Zichun_Zhang · December 18, 2018, 3:02pm

from __future__ import print_function
from torch.autograd import Variable
import torch

xx = Variable(torch.Tensor([2]), requires_grad = True)
yy = 3*xx
zz = yy**2

yy.register_hook(print)
zz.register_hook(print)
tar = Variable(torch.Tensor([100]), requires_grad = False)
loss = zz-tar
loss.backward()
#normally here follows optimizer.step()

Recently, I found that I did not even get straight with the real clear meaning of the back propagation and the optimizer.step()

So I tried the above code, what I felt confused is that no matter what the target is : the grad of yy, zz has the same value:

tar = Variable(torch.Tensor([100]), requires_grad = False)
tar = Variable(torch.Tensor([1000000]), requires_grad = False)
tar = Variable(torch.Tensor([1000000000000]), requires_grad = False)

tensor([ 1.])    for zz.grad
tensor([ 6.])     for yy.grad

But these two sure change when xx change,

xx = Variable(torch.Tensor([4]), requires_grad = True)

and

tensor([ 1.])   for zz.grad
tensor([ 24.])  for yy.grad

So I feel confuse that:
How could it possible that the grad of computation graph node has no relation to target, from my perspective, if the loss is larger, the grad shall become larger as well, so they would optimize more in the optimizer.step()

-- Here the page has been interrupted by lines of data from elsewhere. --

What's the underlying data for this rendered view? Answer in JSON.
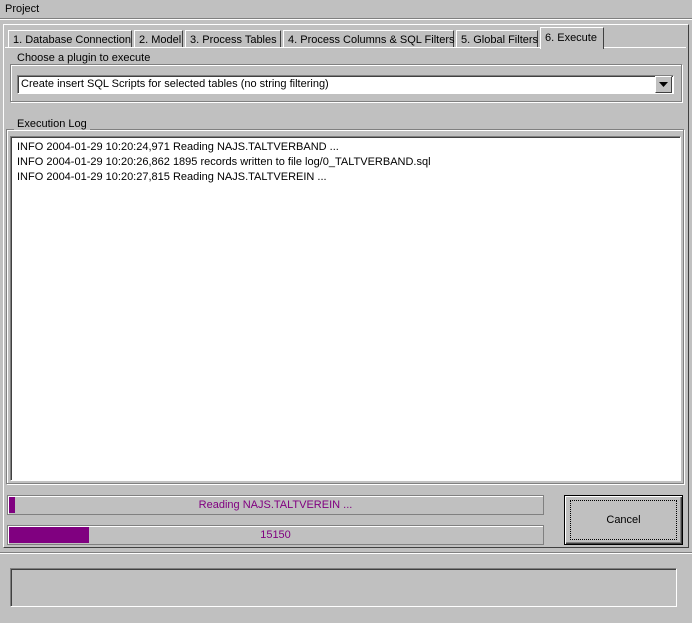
{
  "window": {
    "title": "Project"
  },
  "tabs": [
    {
      "label": "1. Database Connection"
    },
    {
      "label": "2. Model"
    },
    {
      "label": "3. Process Tables"
    },
    {
      "label": "4. Process Columns & SQL Filters"
    },
    {
      "label": "5. Global Filters"
    },
    {
      "label": "6. Execute",
      "active": true
    }
  ],
  "plugin_group": {
    "legend": "Choose a plugin to execute",
    "selected": "Create insert SQL Scripts for selected tables (no string filtering)"
  },
  "log_group": {
    "legend": "Execution Log",
    "lines": [
      "INFO 2004-01-29 10:20:24,971 Reading NAJS.TALTVERBAND ...",
      "INFO 2004-01-29 10:20:26,862 1895 records written to file log/0_TALTVERBAND.sql",
      "INFO 2004-01-29 10:20:27,815 Reading NAJS.TALTVEREIN ..."
    ]
  },
  "progress": {
    "task": {
      "text": "Reading NAJS.TALTVEREIN ...",
      "fraction": 0.01
    },
    "records": {
      "text": "15150",
      "fraction": 0.15
    }
  },
  "buttons": {
    "cancel_label": "Cancel"
  },
  "status": {
    "text": ""
  },
  "colors": {
    "progress_fill": "#800080",
    "background": "#c0c0c0"
  }
}
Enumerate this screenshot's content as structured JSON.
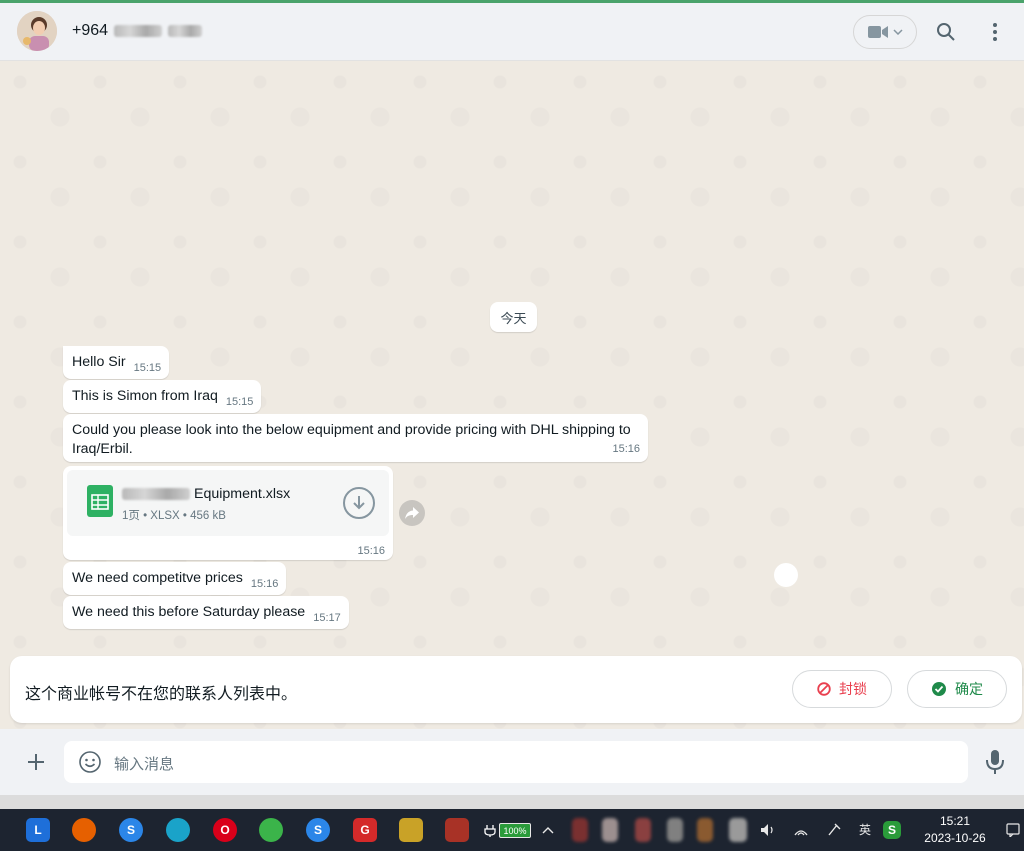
{
  "header": {
    "contact_number": "+964",
    "contact_hidden_hint": "blurred"
  },
  "chat": {
    "day_separator": "今天",
    "messages": [
      {
        "text": "Hello Sir",
        "time": "15:15"
      },
      {
        "text": "This is Simon from Iraq",
        "time": "15:15"
      },
      {
        "text": "Could you please look into the below equipment and provide pricing with DHL shipping to Iraq/Erbil.",
        "time": "15:16"
      },
      {
        "text": "We need competitve prices",
        "time": "15:16"
      },
      {
        "text": "We need this before Saturday please",
        "time": "15:17"
      }
    ],
    "file": {
      "name": "Equipment.xlsx",
      "meta": "1页 • XLSX • 456 kB",
      "time": "15:16"
    }
  },
  "banner": {
    "text": "这个商业帐号不在您的联系人列表中。",
    "block_label": "封锁",
    "ok_label": "确定"
  },
  "composer": {
    "placeholder": "输入消息"
  },
  "taskbar": {
    "battery": "100%",
    "ime": "英",
    "time": "15:21",
    "date": "2023-10-26"
  },
  "colors": {
    "accent": "#4aa36b",
    "danger": "#e9404f",
    "confirm": "#1f8a4a"
  }
}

Am I too confused about the basic knowledge about grad back propagation?

Will optimizer such as torch.optim.SGD() would add connection between loss and grad?

Thanks a lot for reading all above!

ptrblck · December 18, 2018, 3:30pm

The derivative of your loss function wrt the parameters is independent of tar.
If you use a loss function like loss = (zz-tar)**2, you’ll see the behavior you are expecting.

PS: I’m not a huge fan of tagging people, as this might demotivate others to post a solution.

Zichun_Zhang · December 19, 2018, 1:36am

thx, I would take your suggestion’

Zichun_Zhang · December 19, 2018, 2:05am

But as you can see, my above code is like MAE:

So if use MAE, the grad of each variable has no relation with the final loss, why people still use it ? (since the grad of yi is constant)

And so is cross entropy loss (since the grad of yi is tar/yy , not containing loss)

ptrblck · December 19, 2018, 9:53am

The solution to the MAE criterion gives you the median, while the solution to the MSE criterion gives you the mean. In the former case you’ll get a robust solution, which means that your solution is robust to outliers, but might have multiple minima. So even though your derivative is partially constant, it’s still a valid approach, at least for some problems. Note that you’ll still get different signs for predictions smaller or greater than your median. I have to admit I’ve never used the MAE criterion for a “real” problem, so I’m not sure how it’ll perform using a deep learning model.
Hastie et al. describe both criteria way better than I can possibly do it in Elements of Statistical Learning, page 18-20.

In the case of cross entropy loss, the derivative would be prob_i - target_i, where prob_i is the softmax output at position i and target_i is the target value at position i.
Here is a small manual example:

batch_size = 2
nb_classes = 5
logits = torch.randn(batch_size, nb_classes, requires_grad=True)
target = torch.empty(batch_size, dtype=torch.long).random_(nb_classes)

grad = F.softmax(logits, 1)
grad[torch.arange(batch_size), target] -= 1
grad = grad/batch_size

# Compare with PyTorch implementation
ce = F.cross_entropy(logits, target)
ce.backward()

print('Manual grad:\n{}\nPyTorch grad:\n{}'.format(
    grad, logits.grad))